6. Is it me or did Cher seem a lot less interested during her recent performance of "Woman's World' on the June 18 season finale of The Voice than the four judges did, especially Adam Levine, who was bobbing his head like he was about to jump out of his seat and bust a move? I wasn't sure if she was actually bored, or if it was that patented Cher jadedness, or if it was the fact that all of her surgical enhancement has left her face practically immovable. She looked great, though.

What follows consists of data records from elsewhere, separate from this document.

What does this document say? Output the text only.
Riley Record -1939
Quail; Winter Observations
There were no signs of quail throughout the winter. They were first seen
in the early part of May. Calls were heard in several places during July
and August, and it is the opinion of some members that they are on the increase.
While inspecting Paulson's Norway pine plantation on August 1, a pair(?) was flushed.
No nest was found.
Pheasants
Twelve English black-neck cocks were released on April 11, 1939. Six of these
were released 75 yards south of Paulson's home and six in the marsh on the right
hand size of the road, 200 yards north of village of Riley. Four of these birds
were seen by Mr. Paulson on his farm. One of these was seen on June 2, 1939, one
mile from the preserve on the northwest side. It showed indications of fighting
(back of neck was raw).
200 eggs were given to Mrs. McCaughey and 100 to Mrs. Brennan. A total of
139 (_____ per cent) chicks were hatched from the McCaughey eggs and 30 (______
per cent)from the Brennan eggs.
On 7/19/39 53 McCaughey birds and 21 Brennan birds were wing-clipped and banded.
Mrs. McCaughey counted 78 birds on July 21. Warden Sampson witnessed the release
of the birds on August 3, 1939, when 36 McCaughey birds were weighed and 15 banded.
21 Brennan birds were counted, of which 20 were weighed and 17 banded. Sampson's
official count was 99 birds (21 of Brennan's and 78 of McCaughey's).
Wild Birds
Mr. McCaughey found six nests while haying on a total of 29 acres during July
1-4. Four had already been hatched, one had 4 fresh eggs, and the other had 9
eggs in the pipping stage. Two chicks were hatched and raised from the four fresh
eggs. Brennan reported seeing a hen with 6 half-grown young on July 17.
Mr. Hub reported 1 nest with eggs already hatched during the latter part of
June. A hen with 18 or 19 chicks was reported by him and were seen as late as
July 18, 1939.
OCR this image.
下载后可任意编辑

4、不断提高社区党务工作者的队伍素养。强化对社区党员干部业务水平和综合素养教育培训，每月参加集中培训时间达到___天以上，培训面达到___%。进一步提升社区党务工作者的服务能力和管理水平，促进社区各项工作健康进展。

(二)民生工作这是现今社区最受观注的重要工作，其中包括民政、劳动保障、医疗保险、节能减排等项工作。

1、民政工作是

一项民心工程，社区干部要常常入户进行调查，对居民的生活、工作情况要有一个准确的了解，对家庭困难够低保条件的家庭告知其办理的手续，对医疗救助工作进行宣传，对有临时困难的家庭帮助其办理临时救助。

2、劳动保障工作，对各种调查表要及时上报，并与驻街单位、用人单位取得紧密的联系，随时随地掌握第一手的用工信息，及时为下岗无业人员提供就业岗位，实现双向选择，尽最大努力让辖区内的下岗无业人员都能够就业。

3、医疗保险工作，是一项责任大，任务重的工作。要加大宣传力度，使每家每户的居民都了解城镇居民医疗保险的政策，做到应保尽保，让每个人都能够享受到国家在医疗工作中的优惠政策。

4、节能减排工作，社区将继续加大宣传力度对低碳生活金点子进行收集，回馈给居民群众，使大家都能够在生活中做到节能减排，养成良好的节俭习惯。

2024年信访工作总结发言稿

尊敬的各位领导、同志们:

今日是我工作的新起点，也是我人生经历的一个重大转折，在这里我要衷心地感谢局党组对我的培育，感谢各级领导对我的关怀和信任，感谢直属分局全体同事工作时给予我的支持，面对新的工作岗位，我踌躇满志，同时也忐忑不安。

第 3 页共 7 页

7. I can't say for certain, but I suspect she was lip-syncing, which would be ironic, given that The Voice is a singing competition. I'd pay good money to know what was going through Usher's head. He appeared utterly captivated. Either he was hanging onto her every possibly pre-recorded word, or he was wondering exactly what I was wondering. Update: After rewatching the performance several times, I'm pretty sure Cher was singing live, perhaps with a bit of pre-recorded enhancement. It's apparent in the way she drops the ends of certain sentences and the slight vocal strain on the chorus toward the end. In that case, excellent work.

8. During one backstage interview after The Voice finale, when asked about the inspiration for "Woman's World," Cher cheekily responded, "Some guy wrote it." Actually, three guys wrote it (Matt Morris, Anthony Crawford and Oakenfold), and I can't believe it took a virtual male village to come up with 3:45 of female empowerment cliches. I can live with the idea of romantic recovery through the groove (though it's a simpleton's prescription, more worthy of someone Beyoncé's age), but doesn't equating "I won't be no victim of love" with womanhood (yet again) just perpetuate the idea that women are always the ones who have to get over it because men determine their romantic fates, that with women, everything is always about love, that their lives are totally defined by the men in it? I wish the songwriters had left love out of it (what's love got to do with being moved by a groove?) and had just written a song about a woman having a good time without a guy on her mind at all (making it a woman's world in the truest sense of the words), because if you're singing about how you're so over someone, you probably aren't.

9. All carping aside, it's always good to have Cher back in the house, whether it's in Las Vegas, on her umpteenth farewell tour, on TV, in the movies or on brand new music. There's only one Cher.